外典の多くは,グノーシス派の信条を反映しています。彼らは,創造者エホバは善良な神ではないとしました。また,復活は文字どおり起こるものではなく,すべての物質は悪であり,結婚や子どもをもうけることはサタンに由来すると信じていました。

聖書中の人物によって書かれたとされる外典も少なくありませんが,そのような主張は偽りです。それらの書は何らかの陰謀によって聖書から除かれてしまったのでしょうか。外典の専門家M・R・ジェームズはこう述べています。「疑問の余地のないことだが,それらの書はだれかが新約聖書から除外したわけではない。おのずから外れたのである」。

聖書筆者たちは背教について警告していた

正典の中には,クリスチャン会衆を腐敗させる背教が起ころうとしているという警告が幾度も出ています。実のところ,1世紀に背教はすでに始まっていましたが,広まらないように使徒たちが抑制していました。(使徒 20:30。テサロニケ第二 2:3,6,7。テモテ第一 4:1-3。ペテロ第二 2:1。ヨハネ第一 2:18,19; 4:1-3)警告されていたとおり,使徒たちの死後にイエスの教えと相反する書物が出回り始めました。

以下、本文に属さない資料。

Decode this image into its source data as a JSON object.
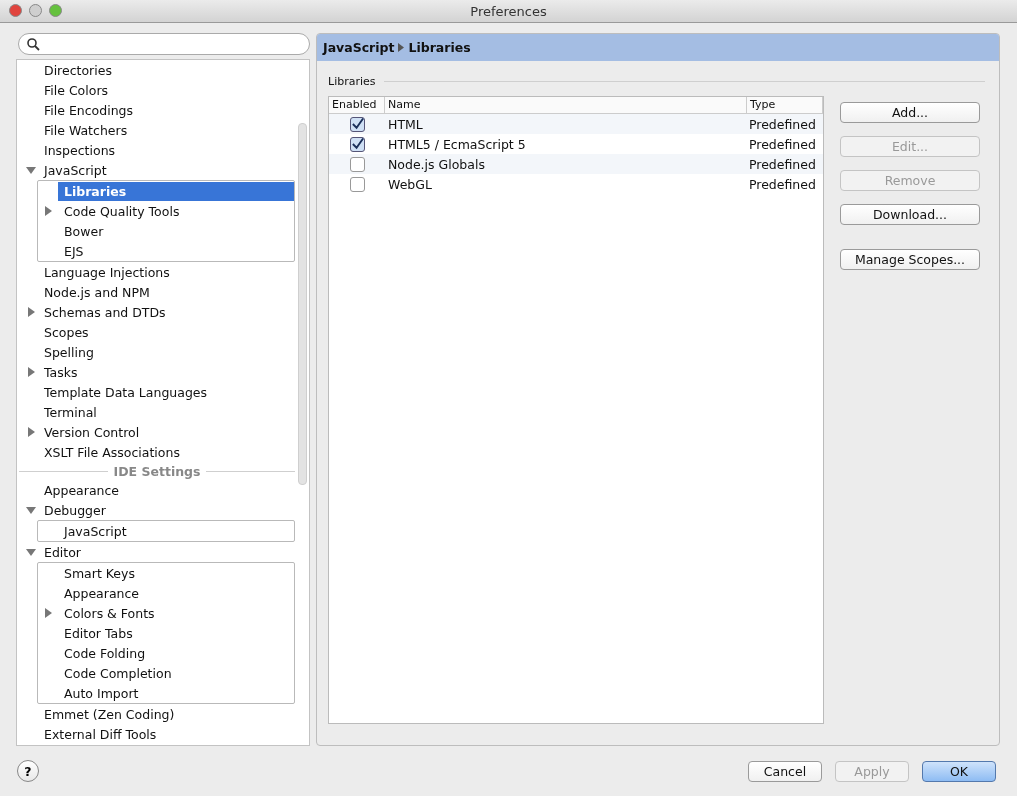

一部の学者や歴史家にとって,そうした古い書物は尊重すべきもののように思えるかもしれません。しかし,考えてみてください。現代の学者たちが,ゴシップ誌や過激なカルト教団の刊行物などからうさんくさい記事を集め,厳重に保管したとします。時の経過により,その内容が信頼できる真実なものに変わることなどあるでしょうか。1,700年後,それが非常に古いというだけの理由で,書かれている嘘やたわごとが正しいとみなされるのは道理にかなっていますか。

もちろんそのようなことはありません。イエスがマリア・マグダレネと結婚したという主張や,外典の他の奇異な記述についても同じことが言えます。確かな情報源が手元にあるのに,当てにならない情報を信じるべきではありません。神がご自分のみ子についてわたしたちに知ってほしいと思っている事柄は,すべて聖書の中に収められています。それこそわたしたちが信頼すべき真実の記録なのです。

^ 4節 “正典”とは,聖書を構成する,神の霊感の所産であることが明らかな書物のことです。一般的に正典とみなされている書は66冊あり,それぞれ神の言葉の不可欠な一部となっています。